4. El dogma y la razón

La razón natural no es capaz de presentar un argumento contundente en favor de la existencia del pecado original, sino que únicamente puede inferirla con probabilidad por ciertos indicios: «Peccati originalis in humano genere probabiliter quaedam signa apparent» (S.c.G. iv 52). Tales indicios son las espantosas aberraciones morales de la humanidad y la apostasía de la fe en el verdadero Dios (politeísmo, ateísmo).

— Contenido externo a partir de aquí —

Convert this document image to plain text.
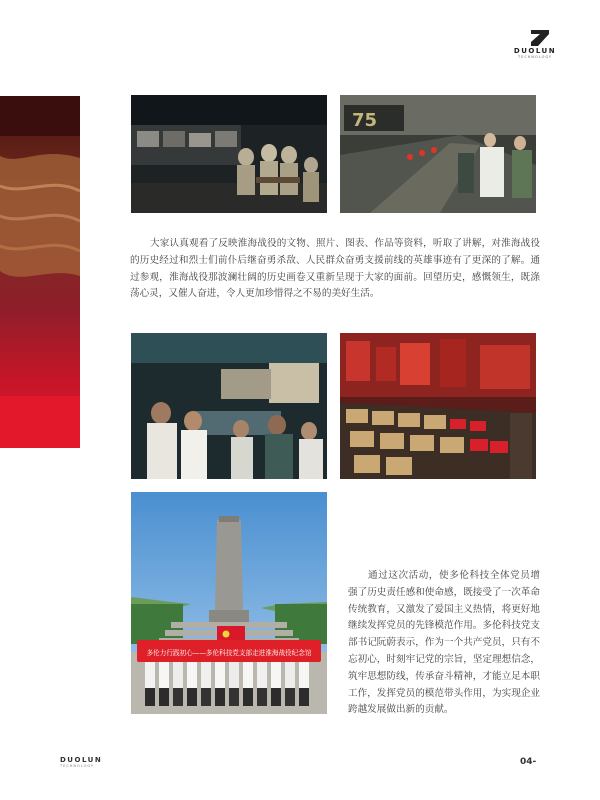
DUOLUN
TECHNOLOGY
75

大家认真观看了反映淮海战役的文物、照片、图表、作品等资料，听取了讲解，对淮海战役的历史经过和烈士们前仆后继奋勇杀敌、人民群众奋勇支援前线的英雄事迹有了更深的了解。通过参观，淮海战役那波澜壮阔的历史画卷又重新呈现于大家的面前。回望历史，感慨领生，既涤荡心灵，又催人奋进，令人更加珍惜得之不易的美好生活。

多伦力行践初心——多伦科技党支部走进淮海战役纪念馆

通过这次活动，使多伦科技全体党员增强了历史责任感和使命感，既接受了一次革命传统教育，又激发了爱国主义热情，将更好地继续发挥党员的先锋模范作用。多伦科技党支部书记阮蔚表示，作为一个共产党员，只有不忘初心，时刻牢记党的宗旨，坚定理想信念，筑牢思想防线，传承奋斗精神，才能立足本职工作，发挥党员的模范带头作用，为实现企业跨越发展做出新的贡献。

DUOLUN
TECHNOLOGY	04-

§ 22. ESENCIA DEL PECADO ORIGINAL

I . Opiniones erróneas

a) El pecado original, contra lo que pensaba Pedro Abelardo, no consiste en el reato de pena eterna, es decir, en el castigo condenatorio que los descendientes de Adán habrían heredado de éste, que era cabeza del género humano (pena original y no culpa original). Según doctrina del concilio de Trento, el pecado original es verdadero y estricto pecado, es decir, reato de culpa; cf. Dz 376, 789, 792. San Pablo nos habla de verdadero pecado; Rom 5, 12: «…por cuanto todos hemos pecado»; cf. Rom 5, 19.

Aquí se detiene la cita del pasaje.